The fundamental challenge in creating a BLE real-time location system has to do with balancing trade offs. Usually fully satisfying one dimension of need (accuracy, timeliness, battery life) comes with unacceptable effects on the other dimensions. So many original equipment manufacturers (OEMs) generally have to make hard decisions about a balance that they believe will be most valuable to their target markets. Many systems have configurations that provide a limited range of flexibility, but the trade offs still exist.
Here are some examples:
If you want a high level of responsiveness (low latency), such that a location change is recorded quickly when, this has the potential of reducing battery life for both tags and infrastructure to an unacceptable duration.
If you want a high level of location accuracy, it could require the collection of a significant volume of data, sending it to the cloud, and processing it through an algorithm to achieve a high confidence level.
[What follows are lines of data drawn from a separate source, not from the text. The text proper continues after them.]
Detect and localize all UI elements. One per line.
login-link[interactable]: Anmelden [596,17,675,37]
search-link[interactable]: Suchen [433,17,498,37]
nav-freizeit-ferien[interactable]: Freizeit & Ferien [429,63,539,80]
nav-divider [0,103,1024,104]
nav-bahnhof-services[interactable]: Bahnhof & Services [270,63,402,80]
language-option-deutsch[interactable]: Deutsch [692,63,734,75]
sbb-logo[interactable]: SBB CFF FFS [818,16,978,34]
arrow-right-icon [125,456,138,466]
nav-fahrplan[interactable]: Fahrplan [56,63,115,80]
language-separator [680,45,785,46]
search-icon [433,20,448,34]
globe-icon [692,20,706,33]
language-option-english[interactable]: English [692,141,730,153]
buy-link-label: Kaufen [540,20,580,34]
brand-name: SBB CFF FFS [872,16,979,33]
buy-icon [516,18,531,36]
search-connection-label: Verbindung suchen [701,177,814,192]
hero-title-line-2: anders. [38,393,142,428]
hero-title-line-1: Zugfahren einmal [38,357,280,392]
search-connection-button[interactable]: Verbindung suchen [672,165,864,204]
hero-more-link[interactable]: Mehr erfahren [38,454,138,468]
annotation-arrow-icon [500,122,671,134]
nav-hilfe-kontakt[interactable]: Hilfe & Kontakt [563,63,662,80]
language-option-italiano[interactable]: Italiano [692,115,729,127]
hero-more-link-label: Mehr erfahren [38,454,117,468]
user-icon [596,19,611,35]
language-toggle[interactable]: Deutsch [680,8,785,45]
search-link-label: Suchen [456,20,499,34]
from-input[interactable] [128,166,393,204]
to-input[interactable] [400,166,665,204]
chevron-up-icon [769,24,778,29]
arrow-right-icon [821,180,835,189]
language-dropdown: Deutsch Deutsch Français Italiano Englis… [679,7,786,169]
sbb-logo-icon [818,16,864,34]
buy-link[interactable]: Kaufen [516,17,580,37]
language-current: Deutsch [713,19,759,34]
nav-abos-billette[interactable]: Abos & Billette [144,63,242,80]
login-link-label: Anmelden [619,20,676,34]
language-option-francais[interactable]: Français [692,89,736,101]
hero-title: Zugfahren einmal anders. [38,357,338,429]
In ter, this results in higher requirements of time, power, and cost to collect, transmit, and process the data.
In addition to these challenges, BLE can struggle at the most fundamental level: obtaining quality raw data. Because BLE exists in a crowded range of the radio spectrum (2.4 GHZ), the raw data collected about signal strength can be degraded, setting the stage for diminished location accuracy.
Some factors which can affect BLE signals are:
Signal attenuation (BLE signals can be significantly attenuated by walls, metal objects, people, etc. This makes it hard to maintain a consistent signal strength that correlates well with exact distance from the receiver.
Multipath propagation: BLE signals often reach the receiver via multiple paths (reflecting off surfaces). This causes unpredictable signal distortions that don't provide a reliable indicator of straight-line distance.
Environmental dynamics: Movement of people and objects within a building causes constant fluctuations in signal propagation which reduces location accuracy.
Interference: There may be interference from WiFi, other BLE transmitters, etc. This can skew distance and direction calculations.
But The Alhambra and the Grand Mosque are not great works because plaster was cheap. They are impressive works because tremendous value has been added to a cheap material through craft. In the case of Bluetooth Low Energy, the value add needs to come in the form of advanced algorithms that have the capability of resolving signals into locations with a very, very high level of accuracy. Of course these may happen in conjunction with other advances, such as in battery capacity, or decreased power consumption of radio devices.
Engineers are working on all dimensions of this challenges, but I believe that it's proving to be a more difficult (and more expensive) nut to crack than many hoped for a few years ago. It's only recently that we have achieved a coherent convergence of a low-cost, low-compute and machine learning enabled environment that has allowed a level of performance that covers the majority of use cases in a clinical setting.
The highway to a full-featured BLE-based RTLS is strewn with broken promises — one does not need to look hard to find disappointed customers or failed proof of concept deployments. However, I think we are getting close to achieving a semblance of balance between the critical dimensions of cost, accuracy, responsiveness, and ease of use that will put this technology within the reach of many organizations.
Or, a new technology may burst onto the scene and leapfrog all of this. We shall see.